Criminal case. Ranbaxy operates manufacturing facilities in Paonta Sahib and Dewas, India. It admitted that it introduced multiple batches of adulterated products produced at those facilities into interstate commerce. The products included Sotret, a branded version of isotretinoin used to treat severe recalcitrant nodular acne; gabapentin, used to treat epilepsy and nerve pain; and ciprofloxacin, a broad-spectrum antibiotic. Under the Food, Drug and Cosmetic Act (FDCA), a drug is adulterated if it undergoes various manufacturing and related processes that do not conform to, or are not operated or administered in conformity with, current Good Manufacturing Practice (cGMP) regulations. FDA inspection of the facilities revealed incomplete testing records and inadequate programs to assess stability characteristics of drugs, which determine whether drugs can be sufficiently stored to last for a specified time period. The FDA also noted poor cGMP practices at one facility, which Ranbaxy was already aware of, due to reports from private consultants. Ranbaxy failed to file timely field alerts to the FDA to notify it of batches of drugs that had failed particular tests, instead continuing to distribute the batches for months. The manufacturer also made false, fictitious, and fraudulent statements to the FDA in annual reports, improperly conducting tests and lying about the dates of testing.

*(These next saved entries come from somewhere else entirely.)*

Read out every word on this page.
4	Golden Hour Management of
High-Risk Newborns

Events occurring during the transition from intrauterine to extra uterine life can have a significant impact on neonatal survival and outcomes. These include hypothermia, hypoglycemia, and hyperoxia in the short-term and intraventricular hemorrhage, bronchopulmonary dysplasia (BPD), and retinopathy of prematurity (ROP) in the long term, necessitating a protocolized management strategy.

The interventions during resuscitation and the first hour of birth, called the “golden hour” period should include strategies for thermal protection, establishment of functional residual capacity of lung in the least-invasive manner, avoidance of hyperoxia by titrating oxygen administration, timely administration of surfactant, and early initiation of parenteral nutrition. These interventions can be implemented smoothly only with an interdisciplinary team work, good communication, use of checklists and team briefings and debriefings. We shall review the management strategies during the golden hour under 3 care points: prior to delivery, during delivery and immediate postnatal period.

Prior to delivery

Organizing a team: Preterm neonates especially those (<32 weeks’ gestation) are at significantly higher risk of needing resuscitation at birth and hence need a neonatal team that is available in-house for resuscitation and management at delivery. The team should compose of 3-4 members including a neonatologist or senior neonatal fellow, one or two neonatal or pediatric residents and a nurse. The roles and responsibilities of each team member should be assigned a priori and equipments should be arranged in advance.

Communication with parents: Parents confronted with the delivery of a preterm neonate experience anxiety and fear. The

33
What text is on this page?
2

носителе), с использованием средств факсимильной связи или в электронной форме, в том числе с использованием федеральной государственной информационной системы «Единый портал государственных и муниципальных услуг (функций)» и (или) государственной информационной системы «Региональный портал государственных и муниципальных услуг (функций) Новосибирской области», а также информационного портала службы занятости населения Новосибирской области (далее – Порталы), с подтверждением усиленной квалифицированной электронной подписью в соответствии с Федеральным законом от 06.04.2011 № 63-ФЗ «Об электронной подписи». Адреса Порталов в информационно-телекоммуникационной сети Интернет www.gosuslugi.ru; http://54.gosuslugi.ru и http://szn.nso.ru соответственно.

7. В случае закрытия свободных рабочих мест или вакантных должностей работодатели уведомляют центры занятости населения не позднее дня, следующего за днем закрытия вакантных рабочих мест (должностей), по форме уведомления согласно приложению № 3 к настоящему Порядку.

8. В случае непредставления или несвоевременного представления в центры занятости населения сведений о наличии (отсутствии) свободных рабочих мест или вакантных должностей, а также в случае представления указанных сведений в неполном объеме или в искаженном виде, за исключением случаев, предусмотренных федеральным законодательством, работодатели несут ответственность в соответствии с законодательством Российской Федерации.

Civil case. Ranbaxy was also the subject of a civil lawsuit triggered by an executive whistleblower, Dinesh Thakur, alleging that Ranbaxy, knowing that its drugs’ strength, purity, or quality differed from specifications, knowingly caused false claims to be submitted to numerous government health care programs, including Medicaid, Medicare, TRICARE, and the U.S. Agency for International Development (USAID). To settle the case, Ranbaxy agreed to pay $350 million, of which $118.2 million will be awarded to participating states. Ranbaxy has not imported drugs from the Paonta Sahib and Dewas facilities since the FDA issued an Import Alert in 2008. As part of the settlement agreement, however, Ranbaxy also agreed to an injunction preventing drugs from those facilities from entering the U.S. market until the facilities fully comply with the FDCA and its implementing regulations.